It is no surprise to learn that teen pregnancies could be reduced significantly by better communication within families about sensitive subjects. What is surprising is that such constructive dialogue does not occur more often.
The National Campaign to Prevent Teen Pregnancy recently noted that communicative parents are far more effective than government programs or condoms in reducing adolescent pregnancies. The campaign has a goal of reducing the teen-pregnancy rate by one-third in the next seven years.Recent good news indicates efforts on this and other fronts are paying off. New federal figures show an 8.5 percent decline in adolescent pregnancies between 1991 and 1995. That drop occurred in every state and among all racial groups. The birth rate of 56.8 per 1,000 remains higher then a decade ago, but this is the first reduction in recent years. That is an encouraging trend we hope will continue.
Significant moral, emotional and even spiritual considerations aside, children of teen mothers are much more likely to be born into poverty, fail in school, end up on welfare, turn to crime and live fatherless lives than are those born to adults.

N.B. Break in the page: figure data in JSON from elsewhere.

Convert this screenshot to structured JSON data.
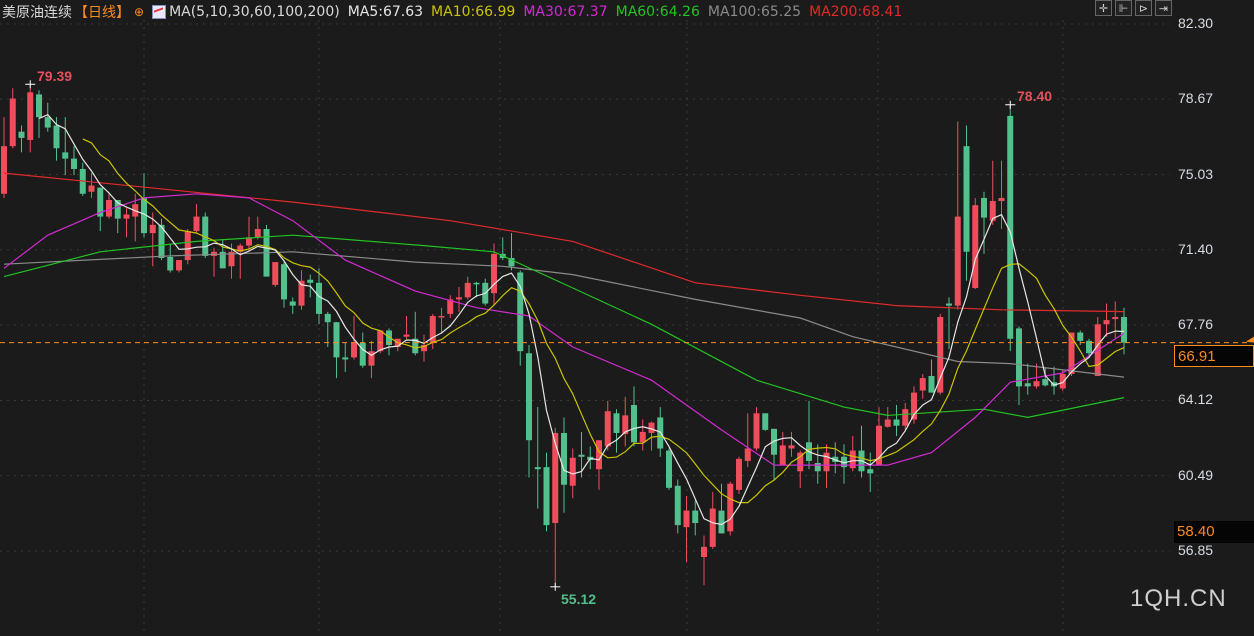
{
  "header": {
    "title": "美原油连续",
    "period": "【日线】",
    "ma_label": "MA(5,10,30,60,100,200)",
    "ma5": "MA5:67.63",
    "ma10": "MA10:66.99",
    "ma30": "MA30:67.37",
    "ma60": "MA60:64.26",
    "ma100": "MA100:65.25",
    "ma200": "MA200:68.41"
  },
  "toolbar": {
    "icons": [
      "crosshair-icon",
      "zoom-in-bars-icon",
      "zoom-out-bars-icon",
      "move-right-icon"
    ]
  },
  "watermark": "1QH.CN",
  "colors": {
    "up": "#ef4d5c",
    "down": "#52c08c",
    "ma5": "#e6e6e6",
    "ma10": "#c9c400",
    "ma30": "#d22ad2",
    "ma60": "#22c322",
    "ma100": "#8a8a8a",
    "ma200": "#e12a2a",
    "last": "#ff8a1c",
    "background": "#1b1b1b"
  },
  "chart_data": {
    "type": "candlestick",
    "ylim": [
      56.85,
      82.3
    ],
    "y_ticks": [
      "82.30",
      "78.67",
      "75.03",
      "71.40",
      "67.76",
      "64.12",
      "60.49",
      "56.85"
    ],
    "last_price": "66.91",
    "marked_level": "58.40",
    "annotations": {
      "high_left": "79.39",
      "high_right": "78.40",
      "low": "55.12"
    },
    "grid": true,
    "candles_ohlc": [
      [
        74.1,
        77.8,
        73.9,
        76.4
      ],
      [
        76.4,
        79.2,
        76.3,
        78.7
      ],
      [
        77.1,
        77.4,
        76.1,
        76.8
      ],
      [
        76.7,
        79.39,
        76.1,
        79.0
      ],
      [
        78.9,
        79.1,
        76.8,
        77.8
      ],
      [
        77.8,
        78.5,
        77.1,
        77.3
      ],
      [
        77.4,
        77.8,
        75.7,
        76.3
      ],
      [
        76.1,
        77.8,
        75.0,
        75.8
      ],
      [
        75.8,
        76.4,
        75.0,
        75.3
      ],
      [
        75.3,
        75.6,
        74.0,
        74.1
      ],
      [
        74.2,
        75.1,
        73.9,
        74.5
      ],
      [
        74.4,
        74.4,
        72.3,
        73.0
      ],
      [
        73.0,
        74.2,
        72.9,
        73.8
      ],
      [
        73.8,
        73.8,
        72.2,
        72.9
      ],
      [
        72.9,
        73.4,
        72.0,
        73.1
      ],
      [
        73.0,
        74.1,
        71.8,
        73.6
      ],
      [
        73.9,
        75.1,
        72.0,
        72.2
      ],
      [
        72.2,
        73.2,
        70.6,
        72.6
      ],
      [
        72.6,
        72.9,
        70.9,
        71.0
      ],
      [
        71.05,
        71.7,
        70.3,
        70.4
      ],
      [
        70.4,
        70.9,
        70.3,
        70.9
      ],
      [
        70.9,
        72.4,
        70.7,
        72.3
      ],
      [
        72.3,
        73.6,
        72.2,
        73.0
      ],
      [
        73.0,
        73.2,
        71.0,
        71.1
      ],
      [
        71.1,
        71.5,
        70.1,
        71.3
      ],
      [
        71.3,
        71.9,
        70.5,
        70.5
      ],
      [
        70.6,
        71.7,
        70.0,
        71.3
      ],
      [
        71.3,
        71.7,
        70.0,
        71.6
      ],
      [
        71.6,
        73.0,
        71.3,
        72.0
      ],
      [
        72.0,
        73.0,
        71.9,
        72.4
      ],
      [
        72.4,
        72.6,
        70.1,
        70.1
      ],
      [
        69.7,
        70.8,
        69.6,
        70.8
      ],
      [
        70.7,
        70.8,
        68.6,
        69.0
      ],
      [
        68.9,
        69.1,
        68.3,
        68.7
      ],
      [
        68.7,
        70.4,
        68.5,
        69.9
      ],
      [
        69.95,
        70.2,
        69.1,
        69.8
      ],
      [
        69.8,
        70.5,
        67.8,
        68.3
      ],
      [
        68.3,
        68.4,
        66.7,
        67.9
      ],
      [
        67.9,
        67.9,
        65.2,
        66.2
      ],
      [
        66.2,
        66.9,
        65.5,
        66.1
      ],
      [
        66.2,
        68.2,
        66.1,
        66.9
      ],
      [
        66.9,
        67.4,
        65.7,
        65.8
      ],
      [
        65.8,
        67.0,
        65.2,
        66.5
      ],
      [
        66.5,
        67.5,
        66.4,
        67.5
      ],
      [
        67.5,
        67.6,
        66.3,
        66.8
      ],
      [
        66.7,
        67.1,
        66.5,
        67.1
      ],
      [
        67.2,
        68.2,
        67.1,
        67.3
      ],
      [
        67.1,
        68.4,
        66.3,
        66.4
      ],
      [
        66.5,
        67.3,
        66.0,
        66.8
      ],
      [
        66.9,
        68.3,
        66.6,
        68.2
      ],
      [
        68.2,
        68.6,
        67.4,
        68.2
      ],
      [
        68.3,
        69.2,
        68.1,
        69.0
      ],
      [
        69.0,
        69.6,
        68.4,
        69.1
      ],
      [
        69.1,
        70.1,
        69.0,
        69.8
      ],
      [
        69.8,
        69.85,
        69.1,
        69.75
      ],
      [
        69.8,
        70.0,
        68.7,
        68.8
      ],
      [
        69.3,
        71.7,
        68.7,
        71.2
      ],
      [
        71.2,
        72.0,
        70.9,
        71.0
      ],
      [
        71.0,
        72.2,
        70.4,
        70.6
      ],
      [
        70.3,
        70.4,
        65.8,
        66.5
      ],
      [
        66.4,
        66.8,
        60.4,
        62.2
      ],
      [
        60.9,
        63.8,
        58.9,
        60.8
      ],
      [
        60.9,
        61.6,
        57.8,
        58.1
      ],
      [
        58.2,
        62.8,
        55.12,
        62.55
      ],
      [
        62.55,
        63.3,
        58.7,
        60.05
      ],
      [
        60.0,
        61.8,
        59.4,
        61.35
      ],
      [
        61.5,
        62.6,
        60.4,
        61.4
      ],
      [
        61.4,
        61.9,
        60.8,
        61.25
      ],
      [
        60.8,
        62.2,
        59.8,
        62.2
      ],
      [
        61.9,
        64.1,
        61.7,
        63.6
      ],
      [
        63.5,
        63.7,
        61.6,
        62.55
      ],
      [
        62.5,
        64.3,
        61.9,
        63.4
      ],
      [
        63.9,
        64.8,
        61.9,
        62.1
      ],
      [
        62.1,
        63.2,
        61.7,
        62.6
      ],
      [
        62.55,
        63.1,
        61.7,
        63.05
      ],
      [
        63.3,
        63.8,
        61.4,
        61.8
      ],
      [
        61.7,
        61.8,
        59.8,
        59.9
      ],
      [
        60.0,
        60.3,
        57.7,
        58.1
      ],
      [
        58.0,
        59.5,
        56.3,
        58.8
      ],
      [
        58.8,
        59.3,
        57.6,
        58.2
      ],
      [
        56.56,
        57.6,
        55.2,
        57.05
      ],
      [
        57.05,
        59.7,
        56.95,
        58.9
      ],
      [
        58.8,
        60.1,
        57.7,
        57.7
      ],
      [
        57.8,
        60.2,
        57.6,
        60.1
      ],
      [
        59.8,
        61.4,
        59.6,
        61.3
      ],
      [
        61.2,
        63.5,
        60.9,
        61.8
      ],
      [
        61.8,
        63.8,
        61.7,
        63.5
      ],
      [
        63.5,
        63.5,
        62.65,
        62.7
      ],
      [
        62.75,
        62.75,
        60.3,
        61.5
      ],
      [
        61.0,
        62.6,
        61.0,
        61.95
      ],
      [
        61.8,
        62.6,
        61.4,
        61.95
      ],
      [
        60.7,
        61.7,
        59.9,
        61.6
      ],
      [
        62.1,
        64.1,
        60.8,
        61.2
      ],
      [
        61.1,
        62.0,
        60.1,
        60.7
      ],
      [
        60.7,
        62.0,
        59.9,
        61.6
      ],
      [
        61.4,
        62.1,
        60.6,
        61.15
      ],
      [
        61.4,
        62.0,
        60.1,
        60.9
      ],
      [
        60.85,
        62.4,
        60.7,
        61.7
      ],
      [
        61.7,
        62.9,
        60.4,
        60.7
      ],
      [
        60.8,
        61.6,
        59.7,
        60.6
      ],
      [
        61.0,
        63.8,
        61.0,
        62.9
      ],
      [
        62.85,
        63.8,
        62.8,
        63.2
      ],
      [
        63.2,
        63.9,
        62.4,
        62.9
      ],
      [
        62.9,
        64.0,
        62.7,
        63.7
      ],
      [
        63.2,
        64.8,
        63.0,
        64.5
      ],
      [
        64.6,
        65.4,
        64.2,
        65.2
      ],
      [
        65.3,
        66.1,
        64.5,
        64.5
      ],
      [
        64.5,
        68.3,
        64.4,
        68.15
      ],
      [
        68.8,
        69.1,
        66.6,
        68.7
      ],
      [
        68.7,
        77.6,
        68.5,
        73.0
      ],
      [
        76.4,
        77.4,
        69.9,
        71.3
      ],
      [
        69.55,
        73.9,
        69.5,
        73.55
      ],
      [
        73.9,
        74.2,
        71.2,
        72.95
      ],
      [
        72.8,
        75.7,
        72.6,
        73.75
      ],
      [
        73.75,
        75.7,
        72.4,
        73.9
      ],
      [
        77.86,
        78.4,
        66.5,
        67.1
      ],
      [
        67.6,
        67.7,
        63.9,
        64.8
      ],
      [
        64.95,
        65.9,
        64.4,
        64.8
      ],
      [
        64.8,
        65.9,
        64.7,
        65.05
      ],
      [
        65.15,
        65.7,
        64.8,
        64.85
      ],
      [
        65.0,
        65.75,
        64.4,
        64.8
      ],
      [
        64.7,
        65.6,
        64.6,
        65.4
      ],
      [
        65.4,
        67.4,
        65.3,
        67.4
      ],
      [
        67.4,
        67.5,
        66.8,
        67.0
      ],
      [
        67.0,
        67.1,
        66.2,
        66.4
      ],
      [
        65.3,
        68.15,
        65.3,
        67.8
      ],
      [
        67.8,
        68.8,
        67.2,
        68.0
      ],
      [
        68.05,
        68.9,
        67.1,
        68.15
      ],
      [
        68.15,
        68.6,
        66.35,
        66.91
      ]
    ],
    "ma_series": {
      "ma30": [
        [
          1,
          70.5
        ],
        [
          6,
          72.1
        ],
        [
          12,
          73.2
        ],
        [
          17,
          73.9
        ],
        [
          23,
          74.1
        ],
        [
          29,
          73.9
        ],
        [
          34,
          72.8
        ],
        [
          40,
          70.9
        ],
        [
          48,
          69.4
        ],
        [
          55,
          68.6
        ],
        [
          61,
          68.2
        ],
        [
          66,
          66.7
        ],
        [
          75,
          65.1
        ],
        [
          83,
          62.7
        ],
        [
          89,
          61.0
        ],
        [
          102,
          61.0
        ],
        [
          107,
          61.6
        ],
        [
          112,
          63.3
        ],
        [
          116,
          65.0
        ],
        [
          122,
          65.45
        ],
        [
          129,
          67.37
        ]
      ],
      "ma60": [
        [
          1,
          70.1
        ],
        [
          12,
          71.3
        ],
        [
          23,
          71.8
        ],
        [
          34,
          72.1
        ],
        [
          49,
          71.6
        ],
        [
          57,
          71.3
        ],
        [
          66,
          69.55
        ],
        [
          75,
          67.8
        ],
        [
          87,
          65.1
        ],
        [
          97,
          63.8
        ],
        [
          102,
          63.4
        ],
        [
          113,
          63.7
        ],
        [
          118,
          63.3
        ],
        [
          129,
          64.26
        ]
      ],
      "ma100": [
        [
          1,
          70.7
        ],
        [
          20,
          71.1
        ],
        [
          34,
          71.3
        ],
        [
          48,
          70.8
        ],
        [
          58,
          70.6
        ],
        [
          66,
          70.2
        ],
        [
          80,
          69.0
        ],
        [
          92,
          68.1
        ],
        [
          98,
          67.2
        ],
        [
          110,
          66.0
        ],
        [
          116,
          65.9
        ],
        [
          129,
          65.25
        ]
      ],
      "ma200": [
        [
          1,
          75.1
        ],
        [
          34,
          73.7
        ],
        [
          52,
          72.8
        ],
        [
          66,
          71.8
        ],
        [
          80,
          69.8
        ],
        [
          92,
          69.2
        ],
        [
          103,
          68.7
        ],
        [
          115,
          68.5
        ],
        [
          129,
          68.41
        ]
      ]
    }
  }
}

Parents play more of a role than they realize in thwarting those unfortunate outcomes. Teens who are close to their parents are far less likely to be sexually active than those who are not. Though the subject is not always comfortable to discuss, parents who appropriately teach their children about sexuality and its serious consequences provide invaluable service to them and to society in general.
A guide for parents with teenagers, put out by the campaign, encourages not only open communication. It also discourages early and steady dating, and it tells parents to listen better to their teenagers and offer support for their interests in order to bolster their self-esteem.
Those are common-sense parenting principles that need to be put into practice with greater frequency.